In a country that still struggles against British colonialism towards reunification, catholic-inspired legislation restricting abortion access provides another front for feminists on the island of Ireland. Maeve O’Brien, who has experience of organizing on both sides of the colonial line, describes the many efforts carried out by activists towards reproductive freedom.
One night in May 2022, like heartbeats across the island of Ireland, mobile phones sprang to life with dormant WhatsApp groups jumping to the top of the conversation queues once more. I received one such notification myself, and, blurredly looking at the screen, could feel the exhumation of a collective national rage that had quietened during the COVID-19 pandemic and since the Repeal referendum of 2018.

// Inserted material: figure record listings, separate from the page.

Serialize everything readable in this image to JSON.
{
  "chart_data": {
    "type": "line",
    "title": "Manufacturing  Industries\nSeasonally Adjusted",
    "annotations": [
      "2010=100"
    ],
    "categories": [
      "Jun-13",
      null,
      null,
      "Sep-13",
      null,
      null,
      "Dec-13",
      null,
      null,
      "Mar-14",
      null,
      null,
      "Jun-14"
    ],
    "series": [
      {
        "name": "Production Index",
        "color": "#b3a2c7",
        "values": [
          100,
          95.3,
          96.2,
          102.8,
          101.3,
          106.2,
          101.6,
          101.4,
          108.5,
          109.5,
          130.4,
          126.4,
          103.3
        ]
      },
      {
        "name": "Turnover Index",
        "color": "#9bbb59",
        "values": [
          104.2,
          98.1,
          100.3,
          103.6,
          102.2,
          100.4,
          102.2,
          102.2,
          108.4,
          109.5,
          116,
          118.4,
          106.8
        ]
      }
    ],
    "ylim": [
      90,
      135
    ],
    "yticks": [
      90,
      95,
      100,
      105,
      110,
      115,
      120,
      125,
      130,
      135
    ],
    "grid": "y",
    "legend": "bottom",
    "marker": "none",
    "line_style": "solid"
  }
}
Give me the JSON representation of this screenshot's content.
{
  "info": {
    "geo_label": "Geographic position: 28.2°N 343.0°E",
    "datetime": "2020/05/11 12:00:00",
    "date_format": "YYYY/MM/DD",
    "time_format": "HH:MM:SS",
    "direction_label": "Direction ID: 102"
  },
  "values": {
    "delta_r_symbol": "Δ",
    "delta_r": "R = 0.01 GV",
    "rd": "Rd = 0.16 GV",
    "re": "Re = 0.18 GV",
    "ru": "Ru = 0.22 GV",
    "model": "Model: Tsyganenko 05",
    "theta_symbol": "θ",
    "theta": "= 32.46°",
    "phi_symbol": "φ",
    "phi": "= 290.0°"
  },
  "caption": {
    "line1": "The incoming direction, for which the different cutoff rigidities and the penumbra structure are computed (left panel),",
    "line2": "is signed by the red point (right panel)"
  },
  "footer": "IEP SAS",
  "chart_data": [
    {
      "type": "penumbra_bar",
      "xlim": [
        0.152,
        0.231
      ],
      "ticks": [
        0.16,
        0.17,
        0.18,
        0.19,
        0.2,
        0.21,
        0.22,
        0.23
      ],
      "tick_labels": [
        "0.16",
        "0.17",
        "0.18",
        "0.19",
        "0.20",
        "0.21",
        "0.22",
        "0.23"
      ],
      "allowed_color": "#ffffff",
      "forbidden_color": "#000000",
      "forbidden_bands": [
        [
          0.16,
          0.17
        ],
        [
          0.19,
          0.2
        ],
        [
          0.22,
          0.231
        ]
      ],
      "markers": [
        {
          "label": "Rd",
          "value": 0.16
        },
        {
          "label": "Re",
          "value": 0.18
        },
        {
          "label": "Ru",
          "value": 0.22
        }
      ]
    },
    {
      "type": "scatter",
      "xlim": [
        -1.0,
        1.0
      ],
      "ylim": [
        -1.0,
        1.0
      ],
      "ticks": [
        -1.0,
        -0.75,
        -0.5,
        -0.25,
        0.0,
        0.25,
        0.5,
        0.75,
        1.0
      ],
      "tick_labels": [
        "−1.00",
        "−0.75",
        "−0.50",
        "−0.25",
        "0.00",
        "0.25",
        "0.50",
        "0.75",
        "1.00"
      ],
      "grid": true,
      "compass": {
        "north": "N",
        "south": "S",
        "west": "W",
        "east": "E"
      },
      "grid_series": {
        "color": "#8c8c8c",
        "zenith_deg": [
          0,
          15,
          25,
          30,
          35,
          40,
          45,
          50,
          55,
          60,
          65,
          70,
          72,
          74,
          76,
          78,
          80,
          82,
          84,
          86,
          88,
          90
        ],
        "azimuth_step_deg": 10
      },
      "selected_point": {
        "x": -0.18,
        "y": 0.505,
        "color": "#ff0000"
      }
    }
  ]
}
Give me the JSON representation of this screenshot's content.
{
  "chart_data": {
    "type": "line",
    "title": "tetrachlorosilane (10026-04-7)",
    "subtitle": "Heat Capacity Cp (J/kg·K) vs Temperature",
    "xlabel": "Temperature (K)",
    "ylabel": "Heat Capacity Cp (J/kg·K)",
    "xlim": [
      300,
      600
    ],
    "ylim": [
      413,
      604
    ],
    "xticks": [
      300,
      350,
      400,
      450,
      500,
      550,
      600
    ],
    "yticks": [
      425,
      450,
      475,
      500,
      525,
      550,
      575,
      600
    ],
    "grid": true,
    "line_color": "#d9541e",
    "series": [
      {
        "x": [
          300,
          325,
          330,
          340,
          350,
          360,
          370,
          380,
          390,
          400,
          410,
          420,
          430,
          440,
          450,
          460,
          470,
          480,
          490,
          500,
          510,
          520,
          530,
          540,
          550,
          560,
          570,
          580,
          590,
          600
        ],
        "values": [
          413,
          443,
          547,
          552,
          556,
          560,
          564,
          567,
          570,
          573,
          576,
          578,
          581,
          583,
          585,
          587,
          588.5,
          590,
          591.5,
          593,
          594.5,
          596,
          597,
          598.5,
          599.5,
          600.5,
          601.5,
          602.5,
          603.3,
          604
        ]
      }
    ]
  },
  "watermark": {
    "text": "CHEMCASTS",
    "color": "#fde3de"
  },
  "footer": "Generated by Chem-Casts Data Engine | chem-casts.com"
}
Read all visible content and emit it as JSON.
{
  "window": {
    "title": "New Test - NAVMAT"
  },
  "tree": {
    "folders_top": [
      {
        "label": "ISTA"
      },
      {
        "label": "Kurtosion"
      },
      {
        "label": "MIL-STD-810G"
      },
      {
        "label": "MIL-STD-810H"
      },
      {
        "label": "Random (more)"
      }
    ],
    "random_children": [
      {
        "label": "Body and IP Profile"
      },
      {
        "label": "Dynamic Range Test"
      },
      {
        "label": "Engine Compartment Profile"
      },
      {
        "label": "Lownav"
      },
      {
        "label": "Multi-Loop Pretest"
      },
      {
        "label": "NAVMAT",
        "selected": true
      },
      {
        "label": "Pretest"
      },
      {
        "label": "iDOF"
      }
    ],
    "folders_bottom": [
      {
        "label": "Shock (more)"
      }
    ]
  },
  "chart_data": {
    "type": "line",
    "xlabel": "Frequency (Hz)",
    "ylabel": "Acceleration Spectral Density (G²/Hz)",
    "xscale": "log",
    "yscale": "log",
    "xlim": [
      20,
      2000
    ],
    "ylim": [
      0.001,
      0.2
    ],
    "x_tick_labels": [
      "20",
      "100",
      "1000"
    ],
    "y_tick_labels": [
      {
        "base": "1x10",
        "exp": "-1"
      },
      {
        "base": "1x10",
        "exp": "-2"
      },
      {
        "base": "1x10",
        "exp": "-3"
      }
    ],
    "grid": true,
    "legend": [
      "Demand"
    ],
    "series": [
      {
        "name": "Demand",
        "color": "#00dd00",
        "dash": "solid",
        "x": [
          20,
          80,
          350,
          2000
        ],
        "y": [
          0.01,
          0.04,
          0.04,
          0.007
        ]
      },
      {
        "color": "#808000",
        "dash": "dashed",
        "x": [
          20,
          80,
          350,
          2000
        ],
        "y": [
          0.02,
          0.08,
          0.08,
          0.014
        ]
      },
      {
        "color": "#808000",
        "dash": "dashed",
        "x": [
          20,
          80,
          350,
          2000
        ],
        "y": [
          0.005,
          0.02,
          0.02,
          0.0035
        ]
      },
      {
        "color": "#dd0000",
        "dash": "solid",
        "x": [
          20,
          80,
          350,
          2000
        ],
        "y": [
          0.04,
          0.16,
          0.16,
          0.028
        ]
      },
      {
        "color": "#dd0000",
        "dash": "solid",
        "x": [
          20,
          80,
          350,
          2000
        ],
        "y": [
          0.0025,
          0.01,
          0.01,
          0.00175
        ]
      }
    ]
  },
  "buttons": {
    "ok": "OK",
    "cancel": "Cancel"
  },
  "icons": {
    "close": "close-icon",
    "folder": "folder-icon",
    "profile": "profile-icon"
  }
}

These messages called reproductive justice activists to action, to once again protest the institutional intertwining of sexual and reproductive healthcare with the Catholic Church. In a plan staggeringly devoid of reflection, it was proposed by the Irish Government that the new National Maternity Hospital (NMH) should be built in Dublin on land rented to the government by the Sisters of Charity, a holy order founded in Ireland in 1815. Offering the government a lease for 299 years, the Catholic Church’s stake in sexual and reproductive healthcare would be felt for generations.
Less than 48 hours later, the issue was trending on Twitter under #MakeNMHOurs, and hundreds of activists and representatives from civic society were standing at the gates of Government Buildings demanding this actions to be ceased: the island was once again abuzz with feminist resistance.
In post-Repeal Ireland, with two-thirds of the country having voted in favor of abortion rights by removing the archaic 1983 Eighth Amendment from the constitution—an amendment that equated the the right to life of the unborn to that of the pregnant person—it was anticipated that change would and should come quickly. However, paternalistic three-day waiting periods, lack of provision (particularly in rural areas), and restrictions post-12 weeks are still forcing pregnant people to travel to England to access abortion services there. So too, in the north of Ireland, the devolved unionist Health Minister Robin Swann has refused to commission abortion services, despite the decriminalization of abortion in this region in 2019. This means that between April 2021 and 2022, 367 people from the island of Ireland made the traumatizing journey to England during a global pandemic to seek an abortion that they should have access to at home.